Gli accertamenti sono concentrati soprattutto su un aspetto: capire dove e attraverso quali modalità il bambino abbia contratto l’infezione. L’attenzione degli investigatori e dei sanitari riguarda anche il fatto che il batterio sia stato riscontrato in altri quattro bambini dell’asilo nido frequentato dalla vittima a Tropea.
Al momento resta quindi da chiarire il possibile collegamento tra i casi e quale possa essere stato il percorso di trasmissione dell’infezione.

Come si trasmette il Clostridium difficile
A spiegare le caratteristiche del batterio è stato Matteo Bassetti, direttore della Clinica di Malattie infettive dell’Irccs ospedale policlinico San Martino di Genova, attraverso un intervento video pubblicato sui social.
Secondo il medico, il Clostridium difficile è un batterio che può diffondersi con facilità, soprattutto in determinate condizioni.
«È un batterio che si trasmette molto facilmente attraverso i pannolini, soprattutto attraverso le feci», ha spiegato Bassetti, ricordando che si tratta di un germe con trasmissione oro-fecale.
Il medico ha poi chiarito che, nella maggior parte dei casi, l’infezione può manifestarsi dopo l’assunzione di alcuni tipi di antibiotici.

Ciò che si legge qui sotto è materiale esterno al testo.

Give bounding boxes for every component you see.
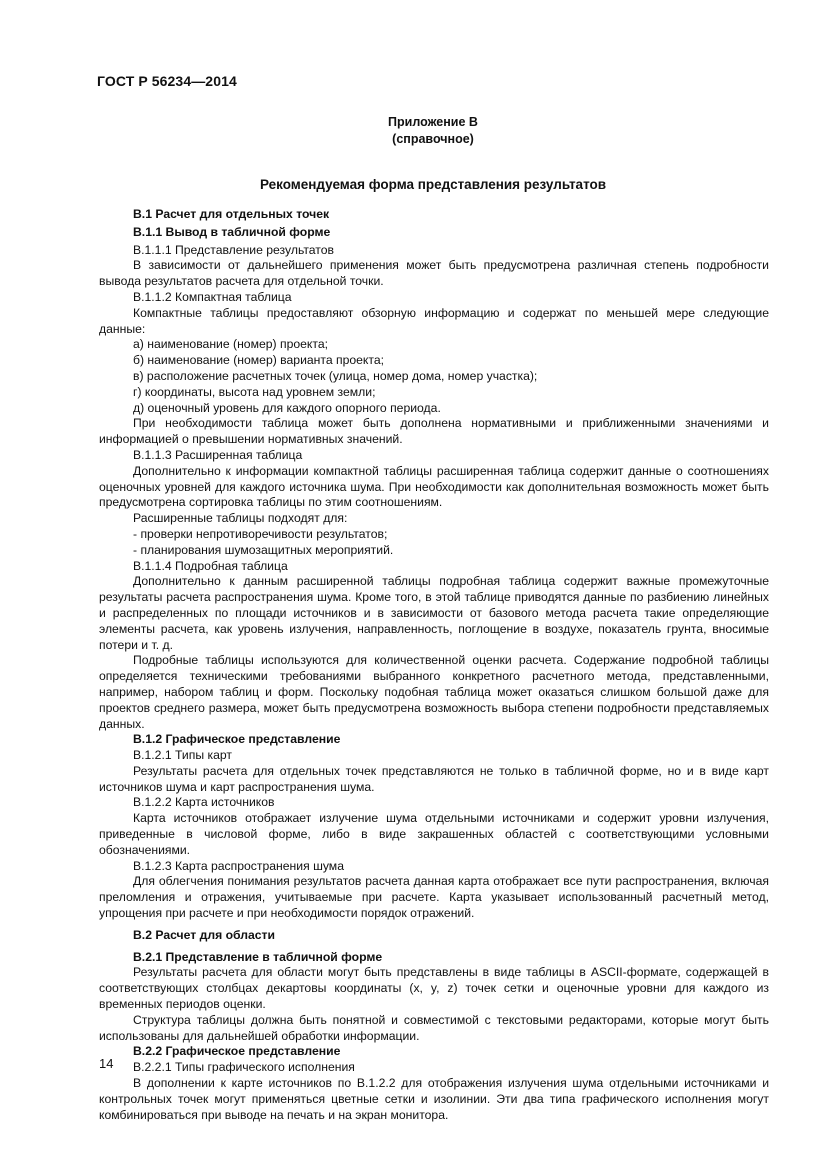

«Viene quando si prendono gli antibiotici. Tipicamente, se si prendono degli antibiotici, soprattutto alcuni antibiotici, questo è il cosiddetto ‘omino nero’ nell’intestino», ha spiegato.
Quando la normale flora batterica intestinale viene alterata, il batterio può trovare condizioni favorevoli per svilupparsi e provocare l’infezione.

I rischi per i soggetti più fragili
Il Clostridium difficile può avere conseguenze particolarmente importanti nei soggetti più vulnerabili, tra cui i bambini molto piccoli.
«Può anche dare delle forme davvero gravi nelle persone più fragili come i bambini molto piccoli, o anche le persone anziane», ha sottolineato Bassetti.
Il medico ha inoltre evidenziato come l’infezione venga spesso associata agli ambienti ospedalieri, ma non sia necessariamente legata soltanto alle strutture sanitarie.
«Molto spesso si dice che è un’infezione ospedaliera: certamente si può prendere in ospedale, ma si può prendere anche fuori dall’ospedale», ha precisato.
Questo aspetto rende ancora più importante il lavoro di ricostruzione sulle modalità con cui il batterio possa essere arrivato nell’ambiente frequentato dai bambini.
La prevenzione e l’uso corretto degli antibiotici
Secondo Bassetti, uno degli aspetti fondamentali riguarda il corretto utilizzo degli antibiotici. Un uso non necessario o non appropriato può infatti favorire l’alterazione dell’equilibrio della flora intestinale.
«E quando arriva bisogna curarla in maniera adeguata, facendo l’esame delle feci, facendo l’esame per la ricerca della tossina, facendo una terapia specifica antibiotica specifica», ha spiegato il medico.
L’infettivologo ha poi ribadito quello che considera il punto centrale della prevenzione:
«Ma la cosa più importante – ammonisce Bassetti – è attenzione sempre agli antibiotici», invitando a utilizzarli soltanto quando sono realmente necessari.
Nel frattempo proseguono gli accertamenti per chiarire ogni aspetto della vicenda che ha portato alla morte del piccolo Alessio Pio e per comprendere l’origine dei casi registrati tra i bambini dell’asilo nido di Tropea.